Concerning our own failures and sinfulness Athanasius penned these words:  "For the human race would have perished utterly had not the Lord and Savior of all, the Son of God, come among us to put an end to death."

So with this small amount of Anthasian theology what is important, what the saint stressed so often, is our need to listen, listen, listen attentively to the voice of God in our very being as one of His creations.
Tuesday in the Fourth Week of Easter - 2012
The Feast of St. Joseph the Worker

He is rich or poor
according to what he is,
not according to what he has.
(  Henry Ward Beecher )

While pondering thoughts about one of the truly mysterious saints in our Church who had such an important role in the history of humankind, I happened upon the word of Henry Beecher.  These are words that helped me begin to imagine what St. Joseph looked like.

Being the son of a cabinetmaker myself, and also a priest who finds several saws and other tools among the "things" that help me be a fixer and a maker, I was found in Beecher's words an immediate linking to St. Joseph.

I have know many cabinetmakers in my lifetime.  My paternal grandfather, my father, my mother's brother, several Jesuit Brothers who were assigned to the "carpenters' shops, and others who worked in my father's cabinetmaking shop including three of my siblings.  So, there is, one might say, a good amount of sawdust in my experience of life.  And it is good.

The Church celebrates this day as a reminder to us of the goodness of work, of the value of work and most specially the dignity of work.  I am also reminded of a meeting of younger priests taking place in Chicago this week:  to establish a program that will focus on the Church's teachings on labor.  Surely there is no doubt that this is a time when we can revisit the reality of work in human life.  Without work what would our lives be?
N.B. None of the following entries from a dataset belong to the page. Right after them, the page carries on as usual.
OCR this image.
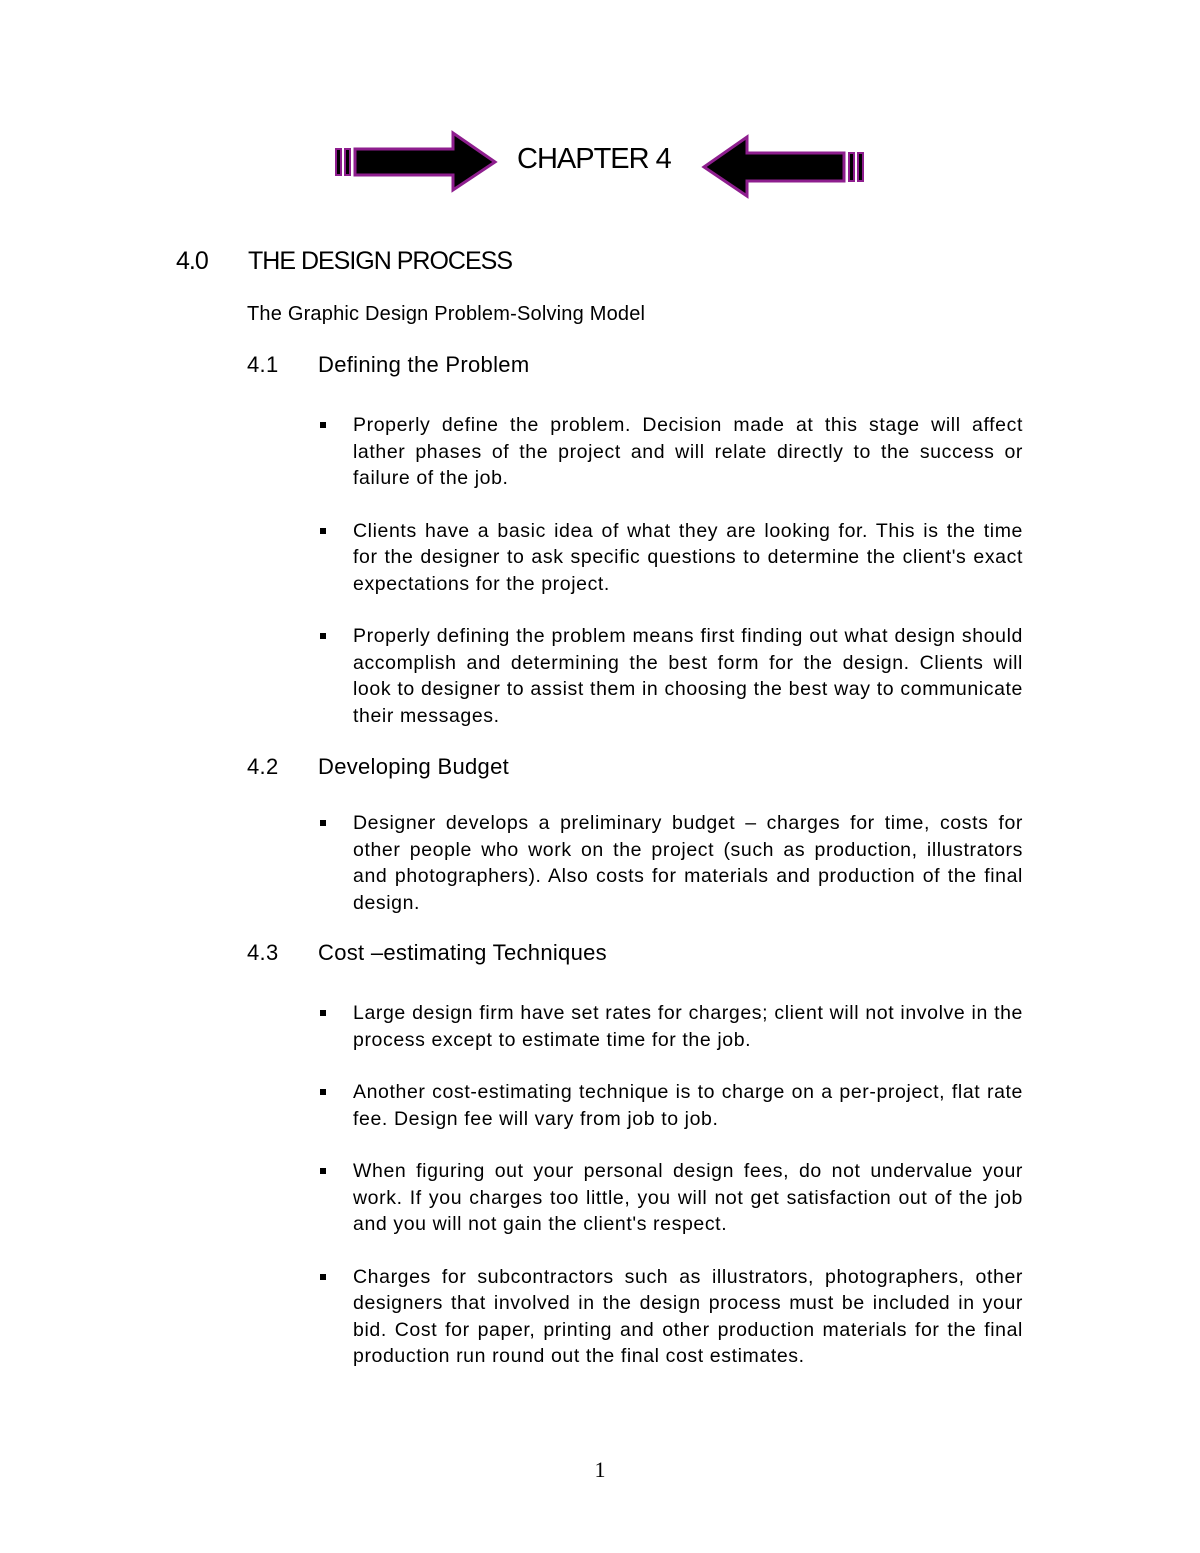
CHAPTER 4
4.0 THE DESIGN PROCESS
The Graphic Design Problem-Solving Model
4.1 Defining the Problem
Properly define the problem. Decision made at this stage will affect lather phases of the project and will relate directly to the success or failure of the job.
Clients have a basic idea of what they are looking for. This is the time for the designer to ask specific questions to determine the client's exact expectations for the project.
Properly defining the problem means first finding out what design should accomplish and determining the best form for the design. Clients will look to designer to assist them in choosing the best way to communicate their messages.
4.2 Developing Budget
Designer develops a preliminary budget – charges for time, costs for other people who work on the project (such as production, illustrators and photographers). Also costs for materials and production of the final design.
4.3 Cost –estimating Techniques
Large design firm have set rates for charges; client will not involve in the process except to estimate time for the job.
Another cost-estimating technique is to charge on a per-project, flat rate fee. Design fee will vary from job to job.
When figuring out your personal design fees, do not undervalue your work. If you charges too little, you will not get satisfaction out of the job and you will not gain the client's respect.
Charges for subcontractors such as illustrators, photographers, other designers that involved in the design process must be included in your bid. Cost for paper, printing and other production materials for the final production run round out the final cost estimates.
1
Joseph is a model of a worker:  usually a worker is looked upon in looked upon by an additional adjective.  Some a described as blue collar worker, some others are called white collar workers.  To me the primary difference is how a worker is called upon to use his/her hands and mind.  Somehow the term "farm worker" seems so very different from the terms "scientist" or "doctor" or even "priest."  Usually the word worker doesn't seem to be included with those particular vocations.  "Scientist worker" or "Doctor worker" or "Priest Worker" just do not  seem to be ways that we look at those vocations and others.

Beecher's reflection does address the many noble people who work.  It does not matter how much a worker earns or how many letters follow the surname.  What truly matters is the person's personal worth not personal wealth.  If you are reading this blog posting today, most likely you are not dressed in a business suit!  If you are a blue collar worker, you would not be reading this reflection ... at least not at this hour because you were at work or on the way by 7 AM at the latest.
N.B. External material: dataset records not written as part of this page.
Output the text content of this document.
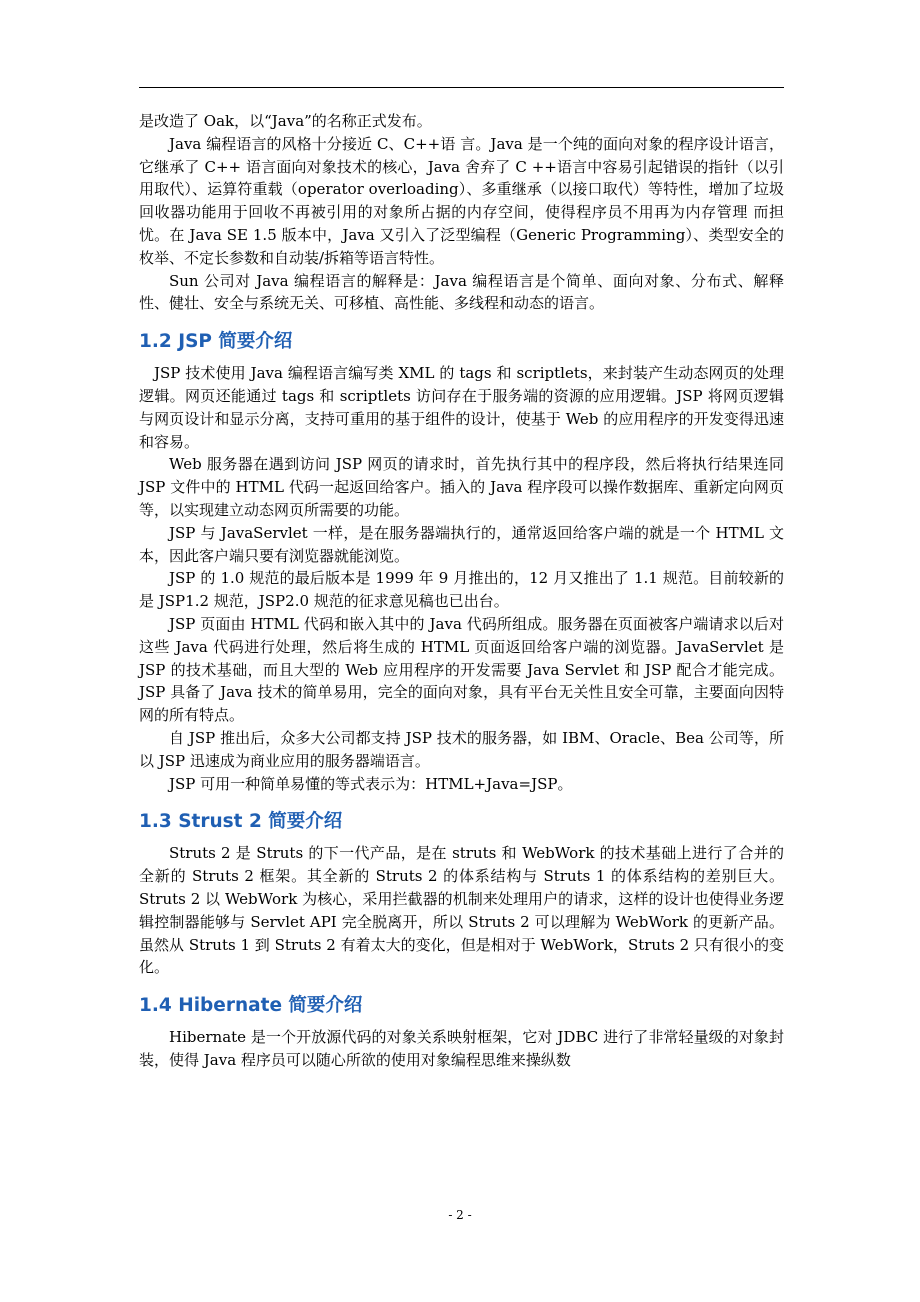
是改造了 Oak，以“Java”的名称正式发布。

Java 编程语言的风格十分接近 C、C++语 言。Java 是一个纯的面向对象的程序设计语言，它继承了 C++ 语言面向对象技术的核心，Java 舍弃了 C ++语言中容易引起错误的指针（以引用取代）、运算符重载（operator overloading）、多重继承（以接口取代）等特性，增加了垃圾回收器功能用于回收不再被引用的对象所占据的内存空间，使得程序员不用再为内存管理 而担忧。在 Java SE 1.5 版本中，Java 又引入了泛型编程（Generic Programming）、类型安全的枚举、不定长参数和自动装/拆箱等语言特性。

Sun 公司对 Java 编程语言的解释是：Java 编程语言是个简单、面向对象、分布式、解释性、健壮、安全与系统无关、可移植、高性能、多线程和动态的语言。

1.2 JSP 简要介绍

JSP 技术使用 Java 编程语言编写类 XML 的 tags 和 scriptlets，来封装产生动态网页的处理逻辑。网页还能通过 tags 和 scriptlets 访问存在于服务端的资源的应用逻辑。JSP 将网页逻辑与网页设计和显示分离，支持可重用的基于组件的设计，使基于 Web 的应用程序的开发变得迅速和容易。

Web 服务器在遇到访问 JSP 网页的请求时，首先执行其中的程序段，然后将执行结果连同 JSP 文件中的 HTML 代码一起返回给客户。插入的 Java 程序段可以操作数据库、重新定向网页等，以实现建立动态网页所需要的功能。

JSP 与 JavaServlet 一样，是在服务器端执行的，通常返回给客户端的就是一个 HTML 文本，因此客户端只要有浏览器就能浏览。

JSP 的 1.0 规范的最后版本是 1999 年 9 月推出的，12 月又推出了 1.1 规范。目前较新的是 JSP1.2 规范，JSP2.0 规范的征求意见稿也已出台。

JSP 页面由 HTML 代码和嵌入其中的 Java 代码所组成。服务器在页面被客户端请求以后对这些 Java 代码进行处理，然后将生成的 HTML 页面返回给客户端的浏览器。JavaServlet 是 JSP 的技术基础，而且大型的 Web 应用程序的开发需要 Java Servlet 和 JSP 配合才能完成。JSP 具备了 Java 技术的简单易用，完全的面向对象，具有平台无关性且安全可靠，主要面向因特网的所有特点。

自 JSP 推出后，众多大公司都支持 JSP 技术的服务器，如 IBM、Oracle、Bea 公司等，所以 JSP 迅速成为商业应用的服务器端语言。

JSP 可用一种简单易懂的等式表示为：HTML+Java=JSP。

1.3 Strust 2 简要介绍

Struts 2 是 Struts 的下一代产品，是在 struts 和 WebWork 的技术基础上进行了合并的全新的 Struts 2 框架。其全新的 Struts 2 的体系结构与 Struts 1 的体系结构的差别巨大。Struts 2 以 WebWork 为核心，采用拦截器的机制来处理用户的请求，这样的设计也使得业务逻辑控制器能够与 Servlet API 完全脱离开，所以 Struts 2 可以理解为 WebWork 的更新产品。虽然从 Struts 1 到 Struts 2 有着太大的变化，但是相对于 WebWork，Struts 2 只有很小的变化。

1.4 Hibernate 简要介绍

Hibernate 是一个开放源代码的对象关系映射框架，它对 JDBC 进行了非常轻量级的对象封装，使得 Java 程序员可以随心所欲的使用对象编程思维来操纵数

- 2 -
What makes the worker, regardless of the color of your collar, is who you are!  There is a pearl of cowboy wisdom that well provides a universal criteria for a worker:  "The best sermons are lived, not preached."  Not a word do we have from the lips of the foster father of our Savior, Jesus Christ.  Nor do we learn much about him other than the virtues he practiced in his life.

So, might we not ask ourselves today about our work, our estimation of those who work in the same vocation as you as well as your evaluation of those workers who employ their minds and hands in ways different from your own.  Do I have the same respect for the work put out each day by a pharmacists or a city worker who takes pride in the work he/she does to make their city shine?  Do I respect the worker whose salary scale is much lower than mine or the reverse?

Joseph's life is the answer: He/she is rich or poor according to what he/she is, not according to what he has.